"Very well."

"That's right;" and he gently drew her round towards her audience. "That's our way—side by side, shoulder to shoulder, you and I, facing the world."

"Gentlemen," said Mrs. Thompson firmly, "there's another thing that I must add to what I have said. Mr. Marsden, when he comes into this house as my husband, will come into the business as my partner."

Marsden, with his head raised and his shoulders squared, stood boldly smiling at the silent men.


XI

She was conscious that the whole world had turned against her; in every face she could read her condemnation; when she drove through High Street she felt like a deposed monarch—hats were still removed, but with pitying courtesy instead of with loyal fervour. Constraint and embarrassment sounded in every fresh voice to which she listened. Mr. Prentice, taking her instructions, assumed a ridiculously hollow cheerfulness, as if he had been speaking to somebody who had contracted an incurable disease.
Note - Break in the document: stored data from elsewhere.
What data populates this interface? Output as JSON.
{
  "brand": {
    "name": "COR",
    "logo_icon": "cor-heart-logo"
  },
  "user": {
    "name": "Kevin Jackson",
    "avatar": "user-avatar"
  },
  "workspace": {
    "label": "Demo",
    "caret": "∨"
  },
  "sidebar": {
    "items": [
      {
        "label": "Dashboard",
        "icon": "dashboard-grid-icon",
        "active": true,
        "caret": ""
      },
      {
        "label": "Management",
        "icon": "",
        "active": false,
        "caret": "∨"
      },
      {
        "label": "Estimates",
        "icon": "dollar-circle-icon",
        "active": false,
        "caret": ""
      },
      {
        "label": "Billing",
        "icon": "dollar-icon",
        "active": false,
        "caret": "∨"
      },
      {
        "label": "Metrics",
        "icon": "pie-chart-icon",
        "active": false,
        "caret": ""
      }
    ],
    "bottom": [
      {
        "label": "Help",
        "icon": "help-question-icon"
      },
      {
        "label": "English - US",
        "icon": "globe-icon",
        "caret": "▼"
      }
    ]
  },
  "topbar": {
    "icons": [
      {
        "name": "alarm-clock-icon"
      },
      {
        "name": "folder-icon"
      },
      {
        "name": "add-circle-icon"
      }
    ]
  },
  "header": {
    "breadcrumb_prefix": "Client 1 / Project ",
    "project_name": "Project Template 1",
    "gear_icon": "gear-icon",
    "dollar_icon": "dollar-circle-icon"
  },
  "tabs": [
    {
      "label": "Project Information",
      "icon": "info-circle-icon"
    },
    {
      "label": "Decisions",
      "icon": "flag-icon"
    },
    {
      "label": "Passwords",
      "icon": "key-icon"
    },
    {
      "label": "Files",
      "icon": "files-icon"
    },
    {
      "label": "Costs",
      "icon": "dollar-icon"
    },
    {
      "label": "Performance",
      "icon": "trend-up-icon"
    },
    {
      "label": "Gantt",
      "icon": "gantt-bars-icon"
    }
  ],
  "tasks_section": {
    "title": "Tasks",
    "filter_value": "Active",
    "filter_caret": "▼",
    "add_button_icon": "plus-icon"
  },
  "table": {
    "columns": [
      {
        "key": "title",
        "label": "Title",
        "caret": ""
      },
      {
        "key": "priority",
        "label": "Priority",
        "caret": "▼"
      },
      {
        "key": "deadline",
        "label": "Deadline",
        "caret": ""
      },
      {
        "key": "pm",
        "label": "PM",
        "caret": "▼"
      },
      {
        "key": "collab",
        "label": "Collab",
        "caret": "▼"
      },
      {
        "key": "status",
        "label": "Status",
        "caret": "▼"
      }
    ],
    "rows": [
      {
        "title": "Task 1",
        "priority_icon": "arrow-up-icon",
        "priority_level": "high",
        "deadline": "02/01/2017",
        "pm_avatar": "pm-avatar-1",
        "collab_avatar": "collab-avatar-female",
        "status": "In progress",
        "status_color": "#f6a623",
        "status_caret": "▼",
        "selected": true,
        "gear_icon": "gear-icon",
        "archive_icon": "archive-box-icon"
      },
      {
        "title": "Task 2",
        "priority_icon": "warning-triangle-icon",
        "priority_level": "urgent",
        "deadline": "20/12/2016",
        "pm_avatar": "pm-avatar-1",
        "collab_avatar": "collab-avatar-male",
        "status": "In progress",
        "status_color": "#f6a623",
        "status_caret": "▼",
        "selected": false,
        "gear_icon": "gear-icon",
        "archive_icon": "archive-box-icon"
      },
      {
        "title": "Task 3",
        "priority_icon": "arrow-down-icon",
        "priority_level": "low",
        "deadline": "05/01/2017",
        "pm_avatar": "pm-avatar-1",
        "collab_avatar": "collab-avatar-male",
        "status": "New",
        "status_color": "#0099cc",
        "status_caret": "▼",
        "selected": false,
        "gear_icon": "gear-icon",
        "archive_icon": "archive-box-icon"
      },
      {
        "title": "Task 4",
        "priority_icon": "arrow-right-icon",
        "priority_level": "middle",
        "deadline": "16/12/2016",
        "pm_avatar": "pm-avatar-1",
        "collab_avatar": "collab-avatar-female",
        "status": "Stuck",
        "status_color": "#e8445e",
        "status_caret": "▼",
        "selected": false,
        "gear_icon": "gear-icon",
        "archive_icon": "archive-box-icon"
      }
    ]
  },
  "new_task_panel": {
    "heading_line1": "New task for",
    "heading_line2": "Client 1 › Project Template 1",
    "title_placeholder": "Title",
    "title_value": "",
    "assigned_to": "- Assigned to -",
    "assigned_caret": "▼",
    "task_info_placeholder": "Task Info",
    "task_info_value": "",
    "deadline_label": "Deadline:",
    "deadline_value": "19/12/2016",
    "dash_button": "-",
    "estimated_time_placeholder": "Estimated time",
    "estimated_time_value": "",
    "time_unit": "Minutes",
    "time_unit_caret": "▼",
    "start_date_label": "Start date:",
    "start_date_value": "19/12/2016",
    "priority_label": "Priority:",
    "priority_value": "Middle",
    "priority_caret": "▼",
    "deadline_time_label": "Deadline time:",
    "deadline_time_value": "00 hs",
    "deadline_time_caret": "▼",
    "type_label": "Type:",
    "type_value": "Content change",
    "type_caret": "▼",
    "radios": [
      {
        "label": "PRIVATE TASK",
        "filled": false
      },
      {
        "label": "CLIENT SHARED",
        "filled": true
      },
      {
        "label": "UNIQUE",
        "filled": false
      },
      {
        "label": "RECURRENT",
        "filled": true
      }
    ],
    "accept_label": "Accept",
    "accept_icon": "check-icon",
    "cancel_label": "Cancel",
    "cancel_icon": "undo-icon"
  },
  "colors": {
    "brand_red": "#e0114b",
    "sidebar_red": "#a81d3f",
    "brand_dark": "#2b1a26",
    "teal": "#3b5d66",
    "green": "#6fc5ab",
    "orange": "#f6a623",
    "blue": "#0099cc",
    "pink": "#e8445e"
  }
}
The shop staff dared not look at her, and yet could not look away from her with any air of naturalness; up and down the counters male and female assistants, so soon as she appeared, became preposterously busy; and she knew that they avoided meeting her eyes. She knew also that the moment she had passed, their eyes followed her—they were at once frightened and fascinated, as if she had been a person who had confessed to a great crime, who was still at large, but who would be arrested almost immediately.

During the first few days of her engagement she suffered under the heavy sense that every friend had abandoned her. In street, shop, or house, she could find no comforter. Even Yates was cruel.

"Why do you look so glum?" At last she roundly upbraided Yates. "Don't wait upon me at all, if you can only do it as though you were going to a funeral."